Des conditions de vie déplorables
À Carquefou, le centre de détention défie la chronique depuis son ouverture en 2012. Il est connu pour ses conditions de vie désastreuses depuis plus de 10 ans. Un rapport publié l’an passé par le Contrôleur général des lieux de privation de liberté épinglait encore ce lieu d’enfermement, pourri jusqu’à la moelle. Le 7 juin dernier, le tribunal administratif de Nantes avait enjoint le ministère de la Justice d’agir sous 15 jours pour «faire éliminer les traces de moisissures et les champignons présents sur les murs, les plafonds et les sols des cellules et des parties communes».
Parmi les autres impératifs soulevés par l’ordonnance, les juges appelaient le Garde des Sceaux à occulter les portes vitrées des parloirs pour préserver l’intimité des prisonniers et de leurs proches, et de «faire cesser le caractère systématique des fouilles à corps» des détenus après ces temps d’échange. Au-delà du caractère insalubre du bâtiment, le syndicat des avocats de France et l’association des avocats pour la défense des droits alertent sur le risque d’intoxication à l’amiante, matière cancérogène présente en particulier sur des dalles de sol du centre de détention de Carquefou.

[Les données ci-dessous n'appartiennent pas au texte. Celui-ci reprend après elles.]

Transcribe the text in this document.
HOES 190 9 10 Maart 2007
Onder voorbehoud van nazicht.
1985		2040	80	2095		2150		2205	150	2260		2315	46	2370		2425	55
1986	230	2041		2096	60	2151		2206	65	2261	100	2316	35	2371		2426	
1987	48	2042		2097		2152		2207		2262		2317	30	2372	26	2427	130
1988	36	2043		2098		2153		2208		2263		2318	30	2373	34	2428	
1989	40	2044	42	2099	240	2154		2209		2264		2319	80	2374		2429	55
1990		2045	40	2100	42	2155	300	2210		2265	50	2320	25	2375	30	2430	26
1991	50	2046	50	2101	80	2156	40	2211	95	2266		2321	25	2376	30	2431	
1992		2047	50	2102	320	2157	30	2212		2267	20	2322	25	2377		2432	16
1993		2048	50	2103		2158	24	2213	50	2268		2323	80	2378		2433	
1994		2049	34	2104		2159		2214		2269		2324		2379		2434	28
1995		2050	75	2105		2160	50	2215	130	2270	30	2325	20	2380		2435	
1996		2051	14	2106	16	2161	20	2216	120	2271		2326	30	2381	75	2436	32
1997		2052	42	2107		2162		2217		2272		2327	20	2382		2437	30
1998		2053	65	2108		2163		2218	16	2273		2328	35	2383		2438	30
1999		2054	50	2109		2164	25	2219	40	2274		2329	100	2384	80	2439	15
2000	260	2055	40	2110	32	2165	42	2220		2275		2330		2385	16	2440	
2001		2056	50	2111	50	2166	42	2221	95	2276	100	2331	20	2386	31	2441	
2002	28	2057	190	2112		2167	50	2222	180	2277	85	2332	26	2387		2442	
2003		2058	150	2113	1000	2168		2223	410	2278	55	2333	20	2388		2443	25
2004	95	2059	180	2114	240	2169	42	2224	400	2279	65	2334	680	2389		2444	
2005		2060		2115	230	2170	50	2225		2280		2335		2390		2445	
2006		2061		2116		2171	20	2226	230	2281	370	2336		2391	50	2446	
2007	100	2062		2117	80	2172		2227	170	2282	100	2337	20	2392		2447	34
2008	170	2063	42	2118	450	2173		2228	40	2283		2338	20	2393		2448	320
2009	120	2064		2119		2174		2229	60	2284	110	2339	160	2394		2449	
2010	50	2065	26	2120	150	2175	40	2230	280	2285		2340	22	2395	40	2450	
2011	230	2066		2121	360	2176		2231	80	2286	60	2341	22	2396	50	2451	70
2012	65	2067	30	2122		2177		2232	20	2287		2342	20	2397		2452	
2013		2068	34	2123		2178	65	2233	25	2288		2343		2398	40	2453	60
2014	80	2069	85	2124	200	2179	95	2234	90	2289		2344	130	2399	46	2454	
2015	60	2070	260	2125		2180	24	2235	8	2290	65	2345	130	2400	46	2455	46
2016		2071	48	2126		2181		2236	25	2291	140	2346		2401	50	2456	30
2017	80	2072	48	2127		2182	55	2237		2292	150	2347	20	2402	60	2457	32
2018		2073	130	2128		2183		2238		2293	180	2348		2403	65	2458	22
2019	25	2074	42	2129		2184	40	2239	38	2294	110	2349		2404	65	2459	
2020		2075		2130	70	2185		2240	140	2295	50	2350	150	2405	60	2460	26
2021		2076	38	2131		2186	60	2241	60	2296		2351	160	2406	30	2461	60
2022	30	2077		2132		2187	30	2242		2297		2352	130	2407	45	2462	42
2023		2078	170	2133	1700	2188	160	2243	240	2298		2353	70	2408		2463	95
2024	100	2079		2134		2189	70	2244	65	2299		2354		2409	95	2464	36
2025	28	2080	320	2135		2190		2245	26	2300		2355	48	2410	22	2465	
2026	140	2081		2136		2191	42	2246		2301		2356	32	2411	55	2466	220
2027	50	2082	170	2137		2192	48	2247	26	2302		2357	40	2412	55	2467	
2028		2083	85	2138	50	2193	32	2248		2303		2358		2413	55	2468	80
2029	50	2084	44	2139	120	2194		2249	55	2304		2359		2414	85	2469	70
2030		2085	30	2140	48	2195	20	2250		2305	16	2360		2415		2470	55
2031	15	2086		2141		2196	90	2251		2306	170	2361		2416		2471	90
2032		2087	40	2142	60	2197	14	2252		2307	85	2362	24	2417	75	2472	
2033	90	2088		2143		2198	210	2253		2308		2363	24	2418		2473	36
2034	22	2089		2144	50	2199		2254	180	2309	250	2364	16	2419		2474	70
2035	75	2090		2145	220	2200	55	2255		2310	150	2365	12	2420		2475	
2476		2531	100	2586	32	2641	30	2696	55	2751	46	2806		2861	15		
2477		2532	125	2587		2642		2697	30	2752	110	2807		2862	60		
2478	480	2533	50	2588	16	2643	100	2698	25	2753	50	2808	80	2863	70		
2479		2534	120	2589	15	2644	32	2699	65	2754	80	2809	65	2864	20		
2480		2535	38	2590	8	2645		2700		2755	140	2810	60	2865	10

En novembre 2023, un détenu de la maison d’arrêt de Pau saisissait la Justice pour la présence «de cafards et de rats» dans les cellules. Un exemple parmi tant d’autres des conditions de vie exécrables en détention.
Contrôler, surveiller, punir
L’emprisonnement est une forme de torture psychologique pour les personnes privés de liberté. Les instances judiciaires modernes européennes ne meurtrissent plus les corps des condamnés, elles les enferment. En France, le corps du prisonnier n’est plus directement mutilé ou tué – la peine de mort a été abolie en 1981 – il doit être contrôlé et discipliné. Le détenu est exclu et isolé du corps social, dans des conditions indignes et insupportables. Il est broyé mentalement, ce qui pousse certains au suicide. La prison est désormais un espace hybridé avec l’asile d’antan : 25% des détenus souffrent de troubles mentaux et l’administration encourage la consommation d’antidépresseurs et neuroleptiques.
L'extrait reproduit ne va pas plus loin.